Others call the “right to housing” disingenuous, a misnomer for a policy that would let the city sweep homeless off the streets and place them into temporary shelters – a category that includes tents at designated spots. The draft ordinance says such temporary shelter can only be used if there’s a plan to give someone permanent housing. But it does not affix a timetable, nor does it require the provision of suitable housing, such as for people with pets or partners.
“When Mayor Steinberg says ‘right to housing,’ what he means is they want the right to force you, if you’re homeless, to go wherever they tell you to go,” said Anthony Prince, general counsel for the California Homeless Union. Shelters and safe ground spaces – where people can erect tents – are questionable solutions, given past experience with those that impose curfews and other limitations on personal freedoms. Such facilities can amount to mass internment, Mr. Prince said. Sacramento’s “right to housing” is “a spoonful of sugar that makes the poison go down,” he said.
Pandemic-related job losses have made homelessness more acute across the U.S., but so have court decisions that changed how cities can treat people sleeping rough. In 2019, the U.S. Supreme Court upheld a lower court ruling – called Martin v. Boise – that found measures criminalizing homelessness to be unconstitutional. Mr. Prince is already planning a lawsuit against Sacramento for its proposed ordinance.
Eric Tars, legal director at the National Homelessness Law Center, warns of national implications if the ordinance passes. “I do see the reframing of what ‘housing’ actually means as dangerous,” he said. “And this is groundbreaking in that way, to legally redefine encampments and shelter as housing.”
In the absence of firm plans to build new homes – for example, a pledge for 5,000 units in three years – Bob Erlenbusch, executive director of the Sacramento Regional Coalition to End Homelessness, fears the city’s right to housing stands simply to place many people in designated encampments, in conditions he likens to “domestic refugee camps.”
The debate is taking place largely out of view of those it will most affect.
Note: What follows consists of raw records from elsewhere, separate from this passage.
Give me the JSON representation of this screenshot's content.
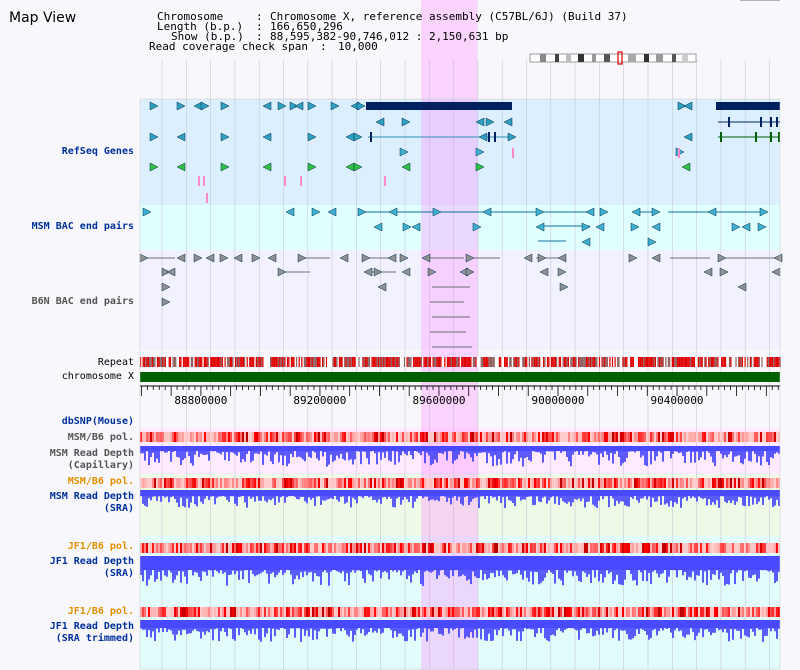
{
  "title": "Map View",
  "info": {
    "chromosome_label": "Chromosome",
    "chromosome_value": "Chromosome X, reference assembly (C57BL/6J) (Build 37)",
    "length_label": "Length (b.p.)",
    "length_value": "166,650,296",
    "show_label": "Show (b.p.)",
    "show_value": "88,595,382-90,746,012 : 2,150,631 bp",
    "coverage_label": "Read coverage check span",
    "coverage_value": "10,000"
  },
  "view": {
    "start": 88595382,
    "end": 90746012,
    "highlight": [
      89540000,
      89730000
    ]
  },
  "axis": {
    "ticks": [
      88800000,
      89200000,
      89600000,
      90000000,
      90400000
    ],
    "tick_labels": [
      "88800000",
      "89200000",
      "89600000",
      "90000000",
      "90400000"
    ]
  },
  "tracks": {
    "refseq": "RefSeq Genes",
    "msm_bac": "MSM BAC end pairs",
    "b6n_bac": "B6N BAC end pairs",
    "repeat": "Repeat",
    "chromosome": "chromosome X",
    "dbsnp": "dbSNP(Mouse)",
    "msm_pol_1": "MSM/B6 pol.",
    "msm_depth_cap_1": "MSM Read Depth",
    "msm_depth_cap_2": "(Capillary)",
    "msm_pol_2": "MSM/B6 pol.",
    "msm_depth_sra_1": "MSM Read Depth",
    "msm_depth_sra_2": "(SRA)",
    "jf1_pol_1": "JF1/B6 pol.",
    "jf1_depth_sra_1": "JF1 Read Depth",
    "jf1_depth_sra_2": "(SRA)",
    "jf1_pol_2": "JF1/B6 pol.",
    "jf1_depth_trim_1": "JF1 Read Depth",
    "jf1_depth_trim_2": "(SRA trimmed)"
  },
  "colors": {
    "gene_fill": "#002060",
    "refseq_bg": "#dcefff",
    "bac_bg": "#e0ffff",
    "highlight": "#ff80ff",
    "repeat": "#e00000",
    "chromosome": "#006000",
    "depth": "#4040ff"
  }
}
On a recent evening, Albert Schadwill was among those taking shelter outside Sacramento City Hall. He first experienced homelessness at 24. He’s now 48, and recently back on the streets after 16 months in jail for a parole violation. He had not heard of the proposed right, but recoiled at the concept of a rule that empowers the city to clear away the homeless. “Are you serious?” he said. “That’s totally not cool.”
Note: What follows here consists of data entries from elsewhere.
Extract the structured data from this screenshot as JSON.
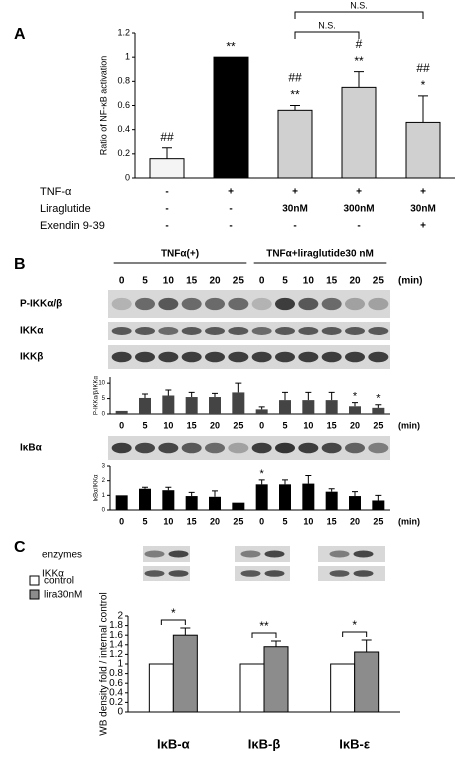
{
  "chart_data": [
    {
      "type": "bar",
      "panel": "A",
      "ylabel": "Ratio of NF-κB activation",
      "categories": [
        null,
        null,
        null,
        null,
        null
      ],
      "values": [
        0.16,
        1,
        0.56,
        0.75,
        0.46
      ],
      "errors": [
        0.09,
        0,
        0.04,
        0.13,
        0.22
      ],
      "colors": [
        "#f4f4f4",
        "#000000",
        "#d0d0d0",
        "#d0d0d0",
        "#d0d0d0"
      ],
      "annotations": [
        [
          "##"
        ],
        [
          "**"
        ],
        [
          "##",
          "**"
        ],
        [
          "#",
          "**"
        ],
        [
          "##",
          "*"
        ]
      ],
      "ns_labels": [
        "N.S.",
        "N.S."
      ],
      "treatments": [
        {
          "label": "TNF-α",
          "values": [
            "-",
            "+",
            "+",
            "+",
            "+"
          ]
        },
        {
          "label": "Liraglutide",
          "values": [
            "-",
            "-",
            "30nM",
            "300nM",
            "30nM"
          ]
        },
        {
          "label": "Exendin 9-39",
          "values": [
            "-",
            "-",
            "-",
            "-",
            "+"
          ]
        }
      ],
      "ylim": [
        0,
        1.2
      ],
      "yticks": [
        0,
        0.2,
        0.4,
        0.6,
        0.8,
        1,
        1.2
      ]
    },
    {
      "type": "bar",
      "ylabel": "P-IKKα/β/IKKα",
      "xlabel": "(min)",
      "categories": [
        0,
        5,
        10,
        15,
        20,
        25,
        0,
        5,
        10,
        15,
        20,
        25
      ],
      "values": [
        1,
        5.2,
        6,
        5.5,
        5.5,
        7,
        1.5,
        4.5,
        4.5,
        4.5,
        2.5,
        2
      ],
      "errors": [
        0,
        1.3,
        1.8,
        1.5,
        1.2,
        3,
        0.8,
        2.5,
        2.5,
        2.5,
        1.2,
        1
      ],
      "color": "#444444",
      "annotations": [
        null,
        null,
        null,
        null,
        null,
        null,
        null,
        null,
        null,
        null,
        "*",
        "*"
      ],
      "ylim": [
        0,
        12
      ],
      "yticks": [
        0,
        5,
        10
      ]
    },
    {
      "type": "bar",
      "ylabel": "IκBα/IKKα",
      "xlabel": "(min)",
      "categories": [
        0,
        5,
        10,
        15,
        20,
        25,
        0,
        5,
        10,
        15,
        20,
        25
      ],
      "values": [
        1,
        1.45,
        1.35,
        0.95,
        0.9,
        0.5,
        1.75,
        1.75,
        1.8,
        1.25,
        0.95,
        0.65
      ],
      "errors": [
        0,
        0.1,
        0.2,
        0.25,
        0.4,
        0,
        0.3,
        0.3,
        0.55,
        0.2,
        0.3,
        0.35
      ],
      "color": "#000000",
      "annotations": [
        null,
        null,
        null,
        null,
        null,
        null,
        "*",
        null,
        null,
        null,
        null,
        null
      ],
      "ylim": [
        0,
        3
      ],
      "yticks": [
        0,
        1,
        2,
        3
      ]
    },
    {
      "type": "grouped-bar",
      "panel": "C",
      "ylabel": "WB density fold / internal control",
      "categories": [
        "IκB-α",
        "IκB-β",
        "IκB-ε"
      ],
      "series": [
        {
          "name": "control",
          "color": "#ffffff",
          "values": [
            1,
            1,
            1
          ]
        },
        {
          "name": "lira30nM",
          "color": "#8c8c8c",
          "values": [
            1.6,
            1.36,
            1.25
          ],
          "errors": [
            0.15,
            0.12,
            0.25
          ]
        }
      ],
      "annotations": [
        "*",
        "**",
        "*"
      ],
      "ylim": [
        0,
        2
      ],
      "yticks": [
        0,
        0.2,
        0.4,
        0.6,
        0.8,
        1,
        1.2,
        1.4,
        1.6,
        1.8,
        2
      ]
    }
  ],
  "panel_b": {
    "label": "B",
    "groups": [
      "TNFα(+)",
      "TNFα+liraglutide30 nM"
    ],
    "lanes": [
      0,
      5,
      10,
      15,
      20,
      25,
      0,
      5,
      10,
      15,
      20,
      25
    ],
    "unit": "(min)",
    "blots": [
      "P-IKKα/β",
      "IKKα",
      "IKKβ",
      "IκBα"
    ]
  },
  "panel_c": {
    "blots": [
      "enzymes",
      "IKKα"
    ]
  }
}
Still, he and others said they would welcome a more secure place to put a tent. “To me, it sounds like a good idea,” says James Hartwell, who became homeless after he was hit by a car, leaving him with extensive medical bills. But, he said, “we do need housing here.”
Mr. Steinberg has made some concessions to critics. He has written the ordinance to ensure police are not used to clear away the homeless. And allowances had to be made for some people who aren’t ready for permanent housing, he said. “The question and the challenge is how quickly can we create more permanent housing?”
The city is equipped with more money than ever before, roughly US$100-million from grants and surpluses, with an expectation it can obtain another US$100-million from federal Build Back Better funds. Even so, at a US$450,000-a-door cost for affordable housing, “we’re not going to meet the volume” of housing required, Mr. Steinberg acknowledges. The city needs to look at manufactured and tiny homes, he says.
But even if a right to housing is no panacea, it stands to propel the system to help more people, Mr. Steinberg argues. For him, that includes maintaining the provision to move homeless people from the streets. “It is not a civil right to be living in the worst conditions imaginable,” he says.
“We all want the same thing. We all want to help people,” he adds. “Nobody thinks it’s right for people to be living in such squalor, in ways that are unhealthy – that are unsafe and that is harmful to the community as well.”